I can put a line through the data.

There's nothing stops me running a linear regression.

But what I'm saying now, is that's not totally appropriate here.

And the thing to realize is that the outcome that I'm modeling.

The probability of compromise has to lie between zero and one.

Probabilities must lie between zero and one.

Proportions must lie between zero and one.

So, if I put a line through data that looks like this.

You can see that something odd is going to happen.

Especially, if I extrapolate the line.

So first of all, the line doesn't fit the data too well.

But absolutely if I extrapolate.

If I took an extrapolation out to 12 plugins, for example.

t's going to predict a proportion compromise or

a probability of compromise greater than one.

It's nonsensical, so the underlying issue here.

s that my outcome has to lie within a range 0,1 and unfortunately,

my line doesn't respect that range.

So what am I going to do?

So, this slide shows you that the linear regression isn't necessarily

a smart thing to do.

There are alternatives and the alternative that I would typically use,

would be a logistic regression.

Let me show you what a logistic regression looks like.

So, a logistic regression actually fits on a transform scale.

And what I'm showing you here,

is the back transformed to the original scale of the data.

And so I'm not really going to dig into the details here.

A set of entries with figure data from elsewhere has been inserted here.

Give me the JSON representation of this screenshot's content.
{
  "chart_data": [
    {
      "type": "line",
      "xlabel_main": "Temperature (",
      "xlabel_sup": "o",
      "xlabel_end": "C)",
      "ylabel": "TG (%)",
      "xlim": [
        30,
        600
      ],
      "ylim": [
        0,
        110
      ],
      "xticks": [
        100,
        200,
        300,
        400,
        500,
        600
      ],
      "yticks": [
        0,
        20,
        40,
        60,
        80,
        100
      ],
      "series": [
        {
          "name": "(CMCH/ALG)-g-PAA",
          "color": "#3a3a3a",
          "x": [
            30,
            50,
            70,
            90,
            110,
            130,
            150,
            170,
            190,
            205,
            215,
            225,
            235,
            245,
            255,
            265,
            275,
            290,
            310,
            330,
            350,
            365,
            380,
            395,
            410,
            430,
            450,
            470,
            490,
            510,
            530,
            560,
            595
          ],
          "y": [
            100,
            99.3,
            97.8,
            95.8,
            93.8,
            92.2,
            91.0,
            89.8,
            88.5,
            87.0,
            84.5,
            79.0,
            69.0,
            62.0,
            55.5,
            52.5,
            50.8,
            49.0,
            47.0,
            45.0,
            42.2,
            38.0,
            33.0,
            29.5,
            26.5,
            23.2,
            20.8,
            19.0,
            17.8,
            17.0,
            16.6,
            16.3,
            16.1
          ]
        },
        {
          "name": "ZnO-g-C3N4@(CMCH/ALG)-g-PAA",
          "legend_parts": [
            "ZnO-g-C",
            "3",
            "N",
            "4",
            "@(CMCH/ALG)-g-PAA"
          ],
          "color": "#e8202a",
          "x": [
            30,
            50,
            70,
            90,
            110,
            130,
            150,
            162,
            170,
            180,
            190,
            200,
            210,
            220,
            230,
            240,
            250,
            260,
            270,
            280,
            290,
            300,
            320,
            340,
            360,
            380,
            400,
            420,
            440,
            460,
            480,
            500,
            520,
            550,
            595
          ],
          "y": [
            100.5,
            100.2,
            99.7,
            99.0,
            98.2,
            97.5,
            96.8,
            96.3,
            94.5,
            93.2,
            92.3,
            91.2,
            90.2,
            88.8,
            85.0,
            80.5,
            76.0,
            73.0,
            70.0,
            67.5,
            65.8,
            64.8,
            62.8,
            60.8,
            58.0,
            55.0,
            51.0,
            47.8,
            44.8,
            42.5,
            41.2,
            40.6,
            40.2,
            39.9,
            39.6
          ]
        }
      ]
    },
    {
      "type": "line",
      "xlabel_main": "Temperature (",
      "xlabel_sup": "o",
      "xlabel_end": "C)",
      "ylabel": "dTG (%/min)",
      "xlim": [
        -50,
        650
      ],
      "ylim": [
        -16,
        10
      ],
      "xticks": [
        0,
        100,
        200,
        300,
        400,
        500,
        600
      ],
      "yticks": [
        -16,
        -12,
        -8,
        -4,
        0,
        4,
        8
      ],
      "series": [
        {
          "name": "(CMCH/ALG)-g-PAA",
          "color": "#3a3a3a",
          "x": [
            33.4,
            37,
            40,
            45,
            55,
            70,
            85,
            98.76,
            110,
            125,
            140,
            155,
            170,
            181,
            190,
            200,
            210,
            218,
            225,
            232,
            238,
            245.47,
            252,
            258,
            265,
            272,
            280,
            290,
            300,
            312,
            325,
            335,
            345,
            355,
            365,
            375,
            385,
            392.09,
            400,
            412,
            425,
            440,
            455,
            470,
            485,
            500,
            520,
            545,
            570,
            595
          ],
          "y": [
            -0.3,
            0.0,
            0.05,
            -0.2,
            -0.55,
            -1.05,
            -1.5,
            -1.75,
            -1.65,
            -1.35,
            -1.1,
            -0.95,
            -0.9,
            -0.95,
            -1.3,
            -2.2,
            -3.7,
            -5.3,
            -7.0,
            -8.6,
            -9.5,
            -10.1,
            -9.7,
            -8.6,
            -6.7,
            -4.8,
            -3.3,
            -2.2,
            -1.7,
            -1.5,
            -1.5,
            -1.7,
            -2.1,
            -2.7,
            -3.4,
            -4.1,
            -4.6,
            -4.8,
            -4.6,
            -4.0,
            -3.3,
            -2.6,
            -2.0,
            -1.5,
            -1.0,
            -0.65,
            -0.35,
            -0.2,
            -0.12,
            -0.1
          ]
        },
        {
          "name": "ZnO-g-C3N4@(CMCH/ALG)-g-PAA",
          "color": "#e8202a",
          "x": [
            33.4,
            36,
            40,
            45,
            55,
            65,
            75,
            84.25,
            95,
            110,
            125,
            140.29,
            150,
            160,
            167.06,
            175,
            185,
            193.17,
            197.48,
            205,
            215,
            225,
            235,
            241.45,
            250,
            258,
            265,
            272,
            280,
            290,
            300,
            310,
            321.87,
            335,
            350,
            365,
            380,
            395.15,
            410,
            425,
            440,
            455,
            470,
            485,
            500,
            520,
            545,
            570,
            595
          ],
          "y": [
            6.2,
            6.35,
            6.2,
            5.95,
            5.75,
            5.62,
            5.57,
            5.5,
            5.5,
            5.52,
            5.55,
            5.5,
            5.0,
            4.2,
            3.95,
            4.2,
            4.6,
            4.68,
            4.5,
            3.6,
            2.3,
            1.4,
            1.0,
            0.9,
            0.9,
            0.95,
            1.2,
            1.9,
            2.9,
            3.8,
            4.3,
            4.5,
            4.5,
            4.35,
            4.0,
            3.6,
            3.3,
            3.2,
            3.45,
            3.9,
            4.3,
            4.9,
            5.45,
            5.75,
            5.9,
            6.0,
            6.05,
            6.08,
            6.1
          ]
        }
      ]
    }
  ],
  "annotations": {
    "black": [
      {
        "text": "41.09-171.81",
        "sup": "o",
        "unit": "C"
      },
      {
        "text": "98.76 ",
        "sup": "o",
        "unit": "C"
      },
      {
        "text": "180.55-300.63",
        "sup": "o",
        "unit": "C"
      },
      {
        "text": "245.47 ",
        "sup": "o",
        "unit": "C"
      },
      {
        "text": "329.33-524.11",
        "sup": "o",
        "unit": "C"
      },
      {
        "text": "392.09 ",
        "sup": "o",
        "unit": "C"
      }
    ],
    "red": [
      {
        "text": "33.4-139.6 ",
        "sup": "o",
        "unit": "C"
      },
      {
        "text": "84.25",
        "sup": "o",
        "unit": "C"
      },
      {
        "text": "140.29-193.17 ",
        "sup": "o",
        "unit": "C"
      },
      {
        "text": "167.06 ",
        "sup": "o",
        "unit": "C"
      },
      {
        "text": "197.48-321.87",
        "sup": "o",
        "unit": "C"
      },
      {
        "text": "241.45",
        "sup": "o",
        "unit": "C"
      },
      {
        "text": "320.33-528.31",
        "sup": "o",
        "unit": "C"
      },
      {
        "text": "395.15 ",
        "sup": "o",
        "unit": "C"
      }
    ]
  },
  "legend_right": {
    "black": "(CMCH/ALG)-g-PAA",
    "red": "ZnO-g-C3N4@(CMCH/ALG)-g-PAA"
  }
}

The most important point that I'm making for you.

Is that, if you're looking at dichotomous outcome data like, live and die, buy and

don't buy.

You might find a logistic regression model much much more appropriate.

If we were to fit a logistic model for this data, which I've done here.

It provides a different sort of fit.

This sort of fit, I would often term an s-shaped curve.

In fact, it's a logistic curve to be more precise, and hence,

we call it the logistic regression.

But it has some very good features associated with it.

And the main feature is,

it's never going above one and it can never go beneath zero.

So, it provides a more suitable model, when you're trying to predict outcomes.

That are things like probabilities and

proportions, that should live between zero and one.

So, here's the fit of the logistic regression model, and

once you have got that fit.

You can see how you can use it for prediction.

If I have, for example, four plugins and

I want to predict the probability of site compromise.

I just take four, and I go up to the curve and I read off the value.

And that's what this regression methodology will give me.

It's a prediction methodology that's more suitable for these dichotomous outcomes.